How does your hospital stay profitable?

March 25, 2019

A study released in December 2018 by Juniper Advisory analyzed audit data from 90 independent hospitals throughout the US. They found that 61% of these facilities had operating margins under 3% which is the threshold for the ability of a hospital to sustain services, fund debt obligations and support capital growth.  Equally concerning, the study reveals that in the sample group, almost half of the operating margin was due to investment income. This reliance on market returns is tenuous for any business, and the report states that portfolio losses are a real threat to many hospitals, with recent stock market declines underscoring the volatility and potential for decline. The report concludes that while “Juniper’s analysis focused on standalone hospitals, health systems have also been bolstered by investment income”. The findings reaffirm the need for hospitals to improve efficiency, cut avoidable costs and partner in order to operate sustainably in the near and long term.  

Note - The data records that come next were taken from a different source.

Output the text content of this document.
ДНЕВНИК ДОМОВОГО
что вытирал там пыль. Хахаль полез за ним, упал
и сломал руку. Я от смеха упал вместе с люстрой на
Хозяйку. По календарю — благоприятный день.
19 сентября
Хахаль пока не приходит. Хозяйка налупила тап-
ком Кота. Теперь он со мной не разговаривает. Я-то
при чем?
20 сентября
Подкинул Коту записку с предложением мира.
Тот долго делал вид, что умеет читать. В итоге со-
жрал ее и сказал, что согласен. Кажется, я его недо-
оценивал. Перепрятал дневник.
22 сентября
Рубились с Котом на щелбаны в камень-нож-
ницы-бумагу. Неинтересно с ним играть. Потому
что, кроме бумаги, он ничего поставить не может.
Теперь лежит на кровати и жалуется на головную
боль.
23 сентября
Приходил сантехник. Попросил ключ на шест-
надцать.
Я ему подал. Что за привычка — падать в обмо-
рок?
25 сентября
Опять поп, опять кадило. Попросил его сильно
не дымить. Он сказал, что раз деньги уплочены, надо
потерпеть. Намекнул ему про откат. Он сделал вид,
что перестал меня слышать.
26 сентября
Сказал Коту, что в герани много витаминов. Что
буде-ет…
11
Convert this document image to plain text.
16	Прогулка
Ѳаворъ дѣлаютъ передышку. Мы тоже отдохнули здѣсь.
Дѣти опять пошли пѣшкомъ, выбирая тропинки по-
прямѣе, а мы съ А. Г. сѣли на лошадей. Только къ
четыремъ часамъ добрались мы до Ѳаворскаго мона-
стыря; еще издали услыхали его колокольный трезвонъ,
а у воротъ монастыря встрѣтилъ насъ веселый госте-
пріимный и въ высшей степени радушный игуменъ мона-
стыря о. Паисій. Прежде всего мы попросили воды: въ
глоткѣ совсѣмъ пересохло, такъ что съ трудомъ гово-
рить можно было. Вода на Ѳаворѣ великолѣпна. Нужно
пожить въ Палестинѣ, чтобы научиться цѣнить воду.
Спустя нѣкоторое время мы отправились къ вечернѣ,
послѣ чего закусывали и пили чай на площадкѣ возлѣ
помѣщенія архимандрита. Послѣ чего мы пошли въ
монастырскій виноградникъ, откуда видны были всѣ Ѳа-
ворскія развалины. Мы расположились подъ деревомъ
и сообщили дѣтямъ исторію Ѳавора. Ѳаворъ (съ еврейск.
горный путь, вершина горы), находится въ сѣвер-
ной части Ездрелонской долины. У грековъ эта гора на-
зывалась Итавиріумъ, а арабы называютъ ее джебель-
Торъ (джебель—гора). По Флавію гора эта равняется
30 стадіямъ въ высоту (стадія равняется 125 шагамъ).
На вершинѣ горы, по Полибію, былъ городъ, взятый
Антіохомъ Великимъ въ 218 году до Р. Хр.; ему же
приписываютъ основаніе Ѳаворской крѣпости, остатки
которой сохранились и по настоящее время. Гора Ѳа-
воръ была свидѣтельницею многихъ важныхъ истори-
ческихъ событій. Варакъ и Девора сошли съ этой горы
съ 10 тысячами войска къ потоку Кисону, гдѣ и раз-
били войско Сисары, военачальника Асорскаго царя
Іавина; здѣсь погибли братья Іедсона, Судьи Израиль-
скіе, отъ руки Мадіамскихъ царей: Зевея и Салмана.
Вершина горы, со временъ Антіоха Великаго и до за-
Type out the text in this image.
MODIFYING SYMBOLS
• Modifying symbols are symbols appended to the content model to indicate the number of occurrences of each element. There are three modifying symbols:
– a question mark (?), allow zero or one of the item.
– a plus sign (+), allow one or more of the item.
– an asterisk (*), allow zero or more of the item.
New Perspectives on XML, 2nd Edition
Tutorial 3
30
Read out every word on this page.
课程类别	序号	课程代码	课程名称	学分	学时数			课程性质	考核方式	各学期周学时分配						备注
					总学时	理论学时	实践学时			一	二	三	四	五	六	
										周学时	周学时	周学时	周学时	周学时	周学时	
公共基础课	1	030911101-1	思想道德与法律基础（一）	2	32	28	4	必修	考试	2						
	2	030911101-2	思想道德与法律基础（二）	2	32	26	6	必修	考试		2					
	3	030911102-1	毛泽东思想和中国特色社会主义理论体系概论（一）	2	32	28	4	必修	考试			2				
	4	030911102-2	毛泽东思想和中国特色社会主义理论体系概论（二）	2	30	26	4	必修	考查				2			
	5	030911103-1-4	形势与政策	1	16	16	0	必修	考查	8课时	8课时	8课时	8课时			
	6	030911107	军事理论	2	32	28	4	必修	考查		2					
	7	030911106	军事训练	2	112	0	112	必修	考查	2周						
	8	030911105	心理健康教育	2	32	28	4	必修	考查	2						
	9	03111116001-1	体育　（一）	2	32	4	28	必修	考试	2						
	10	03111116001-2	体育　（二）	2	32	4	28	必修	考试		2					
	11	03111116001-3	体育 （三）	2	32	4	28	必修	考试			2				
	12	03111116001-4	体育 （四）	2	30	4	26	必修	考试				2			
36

EHC NOTE: This study highlights an area of potential concern for all perioperative stakeholders.  With 80% of hospital based anesthesia provider groups receiving financial support to maintain services from their facilities, and with a seemingly endless list of capital requests for OR equipment and personnel, the operating room is an area with substantial cash requirements.  While it is not intuitive to link the environment for investment returns to the fulfillment of these cash needs, this study implies that negative returns may drive some hospitals to critically low margins at which point cash requirements for all items including those for the OR and anesthesia may be pressured.